Transparent, High Refractive Index, Polarizing Chemistry for the Display Industry

Light Polymers’ liquid crystal nanochemistry is used to create transparent, high refractive index OLED polarizer materials. Circular polarizers used today are made of two films: a standard linear polarizer and a “1⁄4 wave plate” compensation film with reverse dispersion of retardation properties. Light Polymers’ patented films are more durable during fold tests due to proprietary water-based chemistry and the elimination of fragile plastic substrates.

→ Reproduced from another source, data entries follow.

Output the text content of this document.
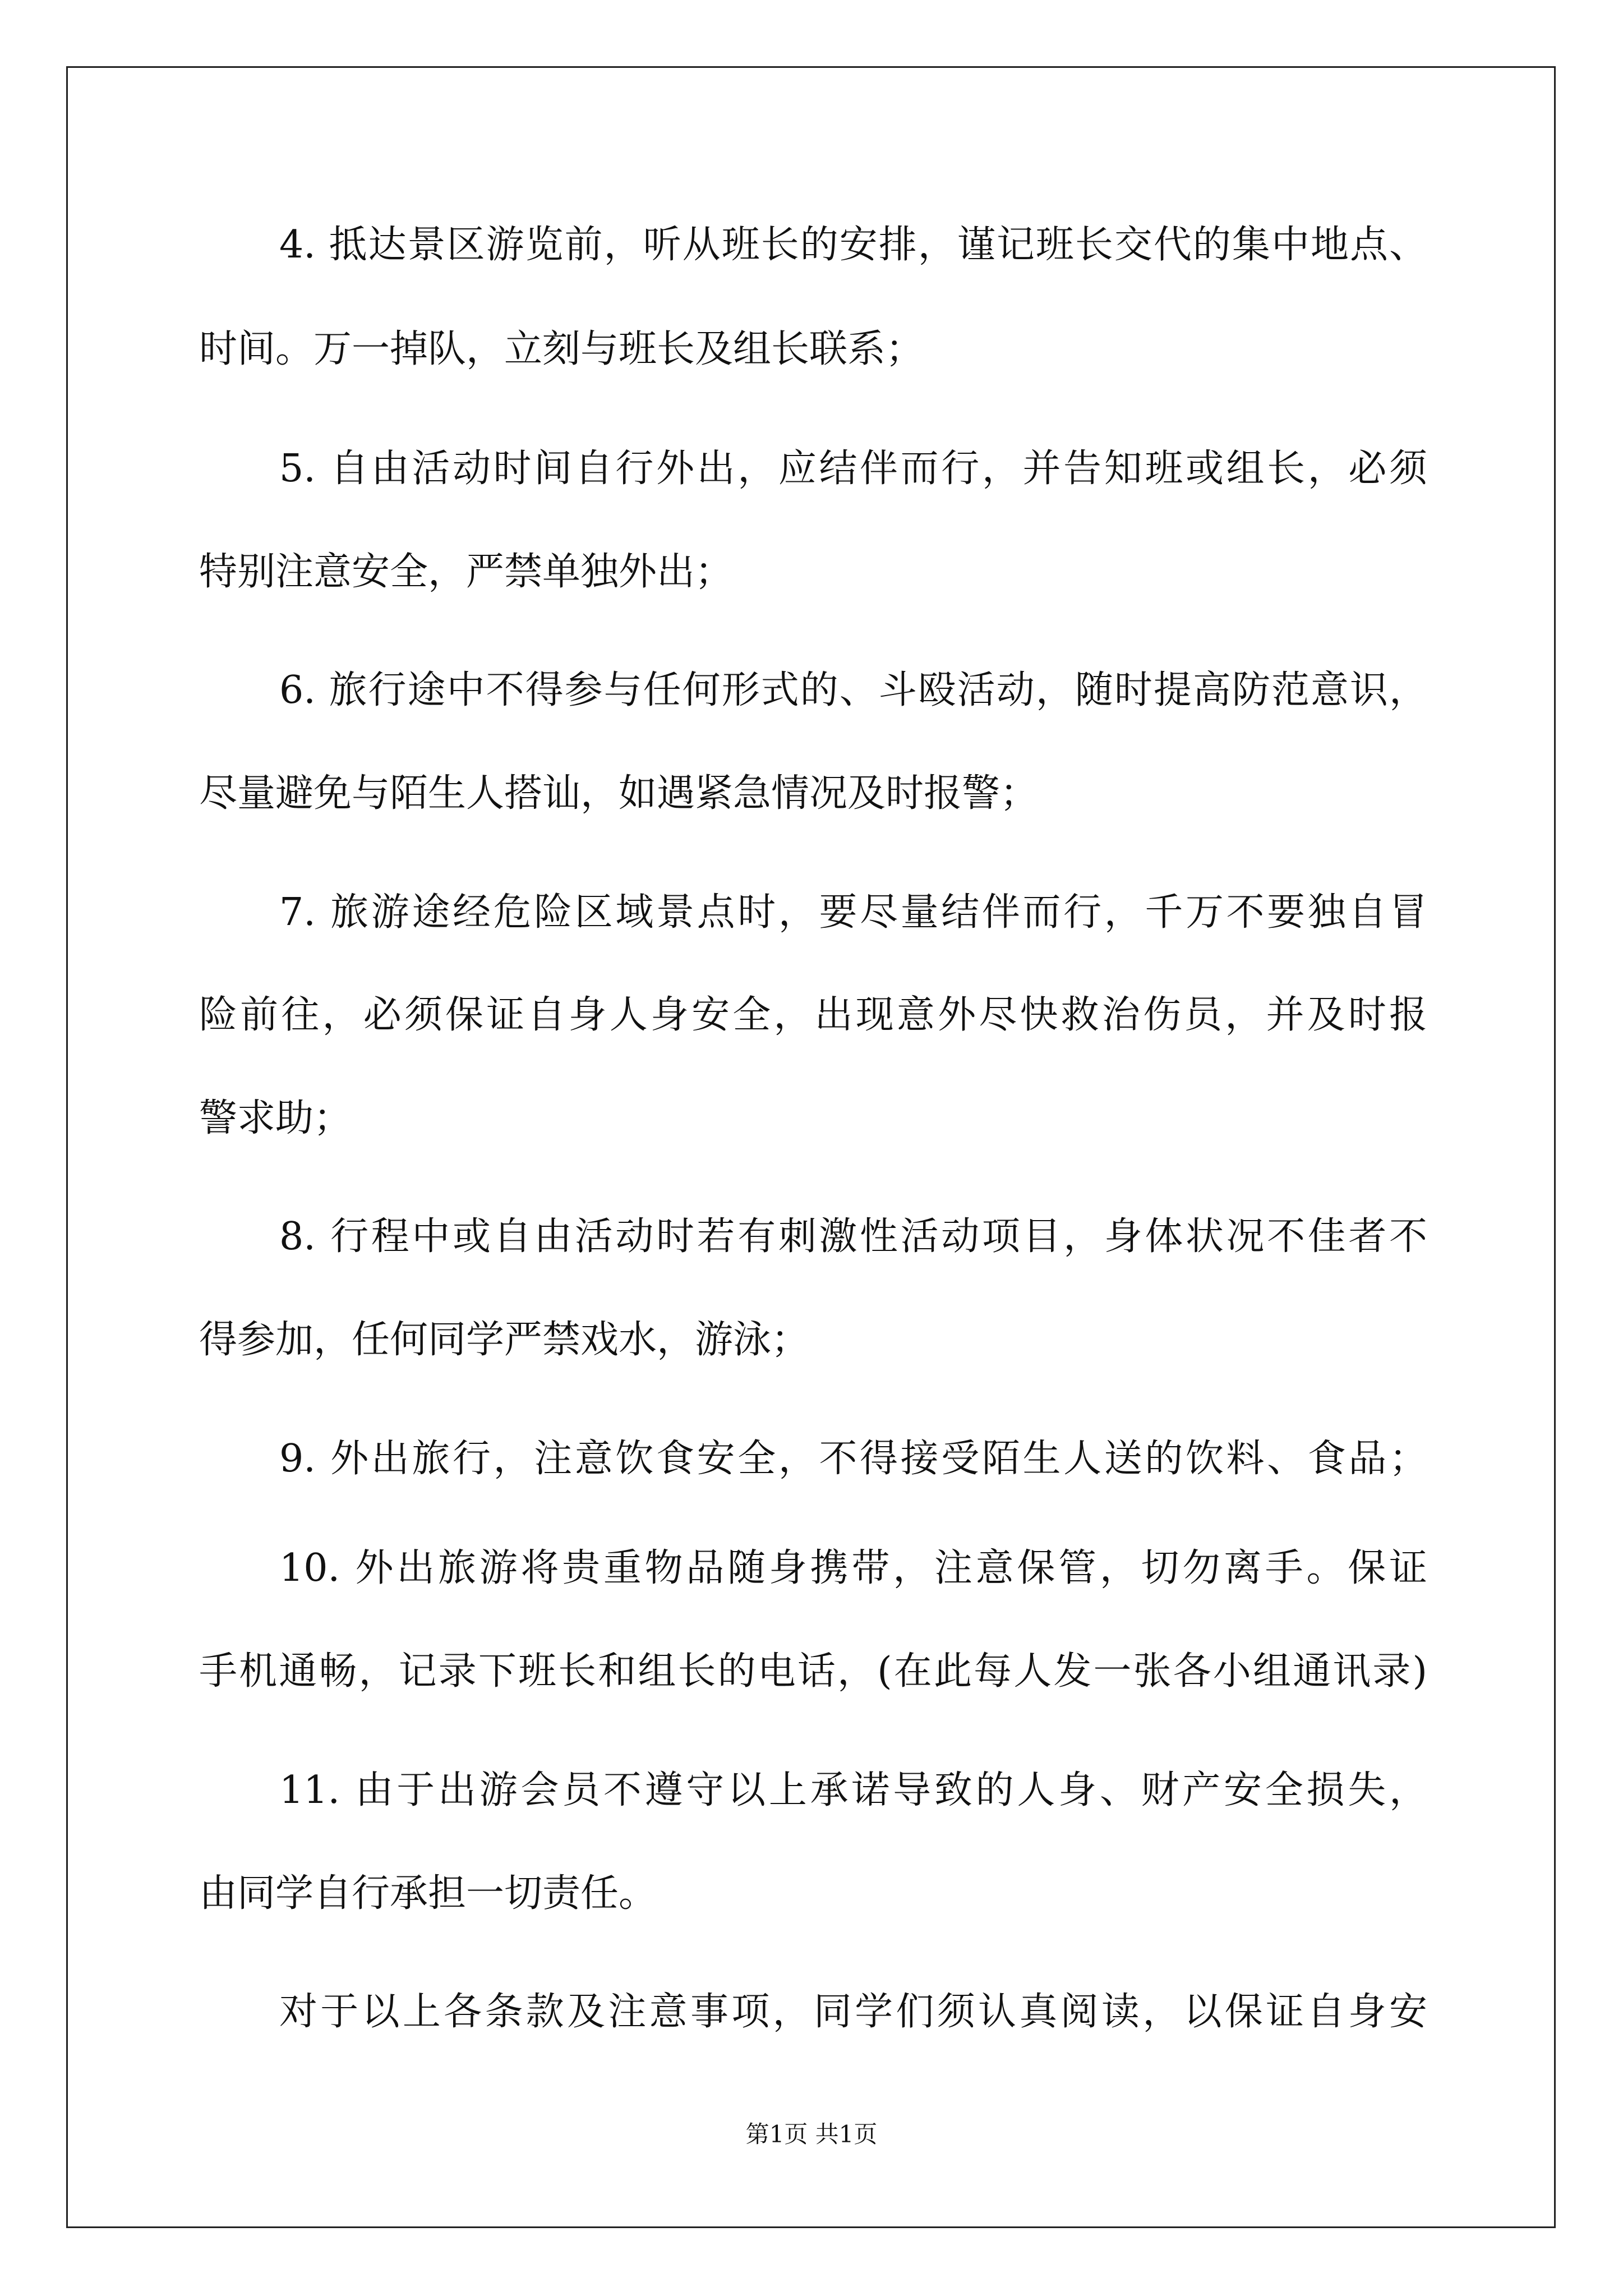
4. 抵达景区游览前，听从班长的安排，谨记班长交代的集中地点、
时间。万一掉队，立刻与班长及组长联系；
5. 自由活动时间自行外出，应结伴而行，并告知班或组长，必须
特别注意安全，严禁单独外出；
6. 旅行途中不得参与任何形式的、斗殴活动，随时提高防范意识，
尽量避免与陌生人搭讪，如遇紧急情况及时报警；
7. 旅游途经危险区域景点时，要尽量结伴而行，千万不要独自冒
险前往，必须保证自身人身安全，出现意外尽快救治伤员，并及时报
警求助；
8. 行程中或自由活动时若有刺激性活动项目，身体状况不佳者不
得参加，任何同学严禁戏水，游泳；
9. 外出旅行，注意饮食安全，不得接受陌生人送的饮料、食品；
10. 外出旅游将贵重物品随身携带，注意保管，切勿离手。保证
手机通畅，记录下班长和组长的电话，(在此每人发一张各小组通讯录)
11. 由于出游会员不遵守以上承诺导致的人身、财产安全损失，
由同学自行承担一切责任。
对于以上各条款及注意事项，同学们须认真阅读，以保证自身安
第1页 共1页
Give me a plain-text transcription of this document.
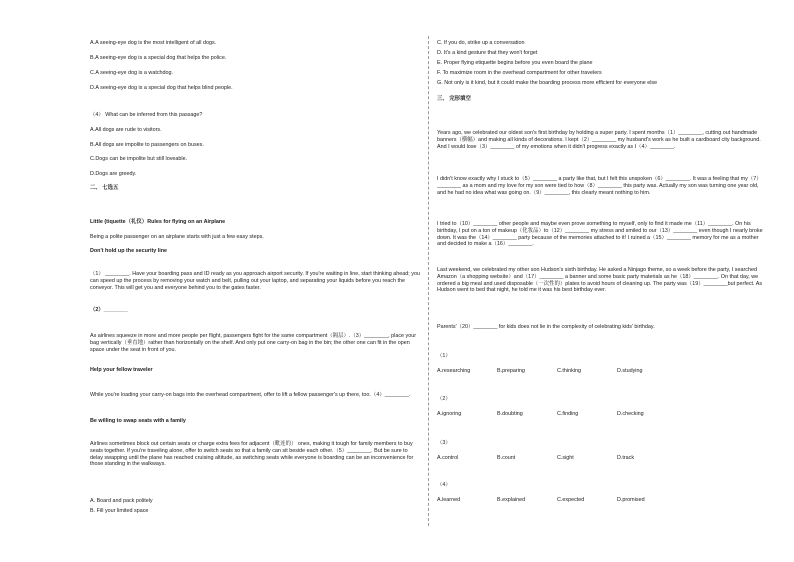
A.A seeing-eye dog is the most intelligent of all dogs.

B.A seeing-eye dog is a special dog that helps the police.

C.A seeing-eye dog is a watchdog.

D.A seeing-eye dog is a special dog that helps blind people.

（4） What can be inferred from this passage?

A.All dogs are rude to visitors.

B.All dogs are impolite to passengers on buses.

C.Dogs can be impolite but still loveable.

D.Dogs are greedy.

二、 七选五

Little (tiquette（礼仪）Rules for flying on an Airplane

Being a polite passenger on an airplane starts with just a few easy steps.

Don't hold up the security line

（1） ________. Have your boarding pass and ID ready as you approach airport security. If you're waiting in line, start thinking ahead; you can speed up the process by removing your watch and belt, pulling out your laptop, and separating your liquids before you reach the conveyor. This will get you and everyone behind you to the gates faster.

（2）________

As airlines squeeze in more and more people per flight, passengers fight for the same compartment（隔层）.（3）________, place your bag vertically（垂直地）rather than horizontally on the shelf. And only put one carry-on bag in the bin; the other one can fit in the open space under the seat in front of you.

Help your fellow traveler

While you're loading your carry-on bags into the overhead compartment, offer to lift a fellow passenger's up there, too.（4）________.

Be willing to swap seats with a family

Airlines sometimes block out certain seats or charge extra fees for adjacent（毗连的） ones, making it tough for family members to buy seats together. If you're traveling alone, offer to switch seats so that a family can sit beside each other.（5）________. But be sure to delay swapping until the plane has reached cruising altitude, as switching seats while everyone is boarding can be an inconvenience for those standing in the walkways.

A. Board and pack politely

B. Fill your limited space

C. If you do, strike up a conversation

D. It's a kind gesture that they won't forget

E. Proper flying etiquette begins before you even board the plane

F. To maximize room in the overhead compartment for other travelers

G. Not only is it kind, but it could make the boarding process more efficient for everyone else

三、 完形填空

Years ago, we celebrated our oldest son's first birthday by holding a super party. I spent months（1）________, cutting out handmade banners（横幅）and making all kinds of decorations. I kept（2）________ my husband's work as he built a cardboard city background. And I would lose（3）________ of my emotions when it didn't progress exactly as I（4）________.

I didn't know exactly why I stuck to（5）________ a party like that, but I felt this unspoken（6）________. It was a feeling that my（7）________ as a mom and my love for my son were tied to how（8）________ this party was. Actually my son was turning one year old, and he had no idea what was going on.（9）________, this clearly meant nothing to him.

I tried to（10）________ other people and maybe even prove something to myself, only to find it made me（11）________. On his birthday, I put on a ton of makeup（化妆品）to（12）________ my stress and smiled to our（13）________ even though I nearly broke down. It was the（14）________ party because of the memories attached to it! I ruined a（15）________ memory for me as a mother and decided to make a（16）________.

Last weekend, we celebrated my other son Hudson's sixth birthday. He asked a Ninjago theme, so a week before the party, I searched Amazon（a shopping website）and（17）________ a banner and some basic party materials as he（18）________. On that day, we ordered a big meal and used disposable（一次性的）plates to avoid hours of cleaning up. The party was（19）________but perfect. As Hudson went to bed that night, he told me it was his best birthday ever.

Parents'（20）________ for kids does not lie in the complexity of celebrating kids' birthday.

（1）

A.researching	B.preparing	C.thinking	D.studying

（2）

A.ignoring	B.doubting	C.finding	D.checking

（3）

A.control	B.count	C.sight	D.track

（4）

A.learned	B.explained	C.expected	D.promised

Polarizers developed by Light Polymers also eliminate costly extra film components while simplifies the overall manufacturing process. Transparent, high refractive index OLED polarizer materials enable next-generation display technologies with higher light efficiency at a lower cost. Other applications for this technology include flexible and foldable OLED displays, curved LCD, and privacy displays.

Our lyotropic liquid crystal chemistry enables both the thinnest and lowest cost circular polarization solution for the OLED display market. Wide viewing angles and an easy coating process means driving down display costs while offering a product that passes the 100,000 bend test for foldable materials. Light Polymers’ proprietary nanochemistry creates a circular polarizer at 4 µm, thinner than any competitive offering. A circular polarizer is an essential part of an OLED display as the component that reduces the reflections of light off of the mirror-like surface of an OLED panel. Without the circular polarizer, an OLED panel would act just like a mirror, reflecting all of the light back and rendering the OLED display unreadable.

Borderless displays with an edge-to-edge screen, one of the major advances in smartphones, use what is called a “Flexible OLED Display,” as it can wrap around the edge of the smartphone, and it is widely used in smartphone offering as well. Flexible display components were just the first step on the path to fully foldable displays. Light Polymers is now perfecting the foldable version of this circular polarizer that is thinner than any current competitive offerings. This technology pushes the industry one step closer to making foldable displays.

Water Based and Environmentally Friendly

Water-based coatable materials help keep our planet green by reducing the use of toxic organic solvents. Traditional OLED polarizer manufacturing involves dangerous solvents such as chloroform and chlorobenzene. Light Polymers’ polarizer technology is water-based, lowers manufacturing costs, is safer to produce and more environmentally friendly.

Lyotropic materials are common in nature, make up our muscles and many other biological systems. They have self-aligning properties, using only water as the key medium, and can help lower production costs by simplifying the coating and manufacturing processes. Light Polymers’ films are stable and the spectra emitted will not degrade over time.

In addition to lowering manufacturing costs by speeding up the process, Light Polymers’ proprietary chemistry eliminates the use of any surfactants or toxic chemicals. The unique formulations in Crystallin® films control the refractive index, enabling higher down-conversion efficiency and less waste heat. The manufacturing process is easy to scale, leading to substantial economic efficiencies in manufacturing Crystallin® lights compared to traditional LED fixtures.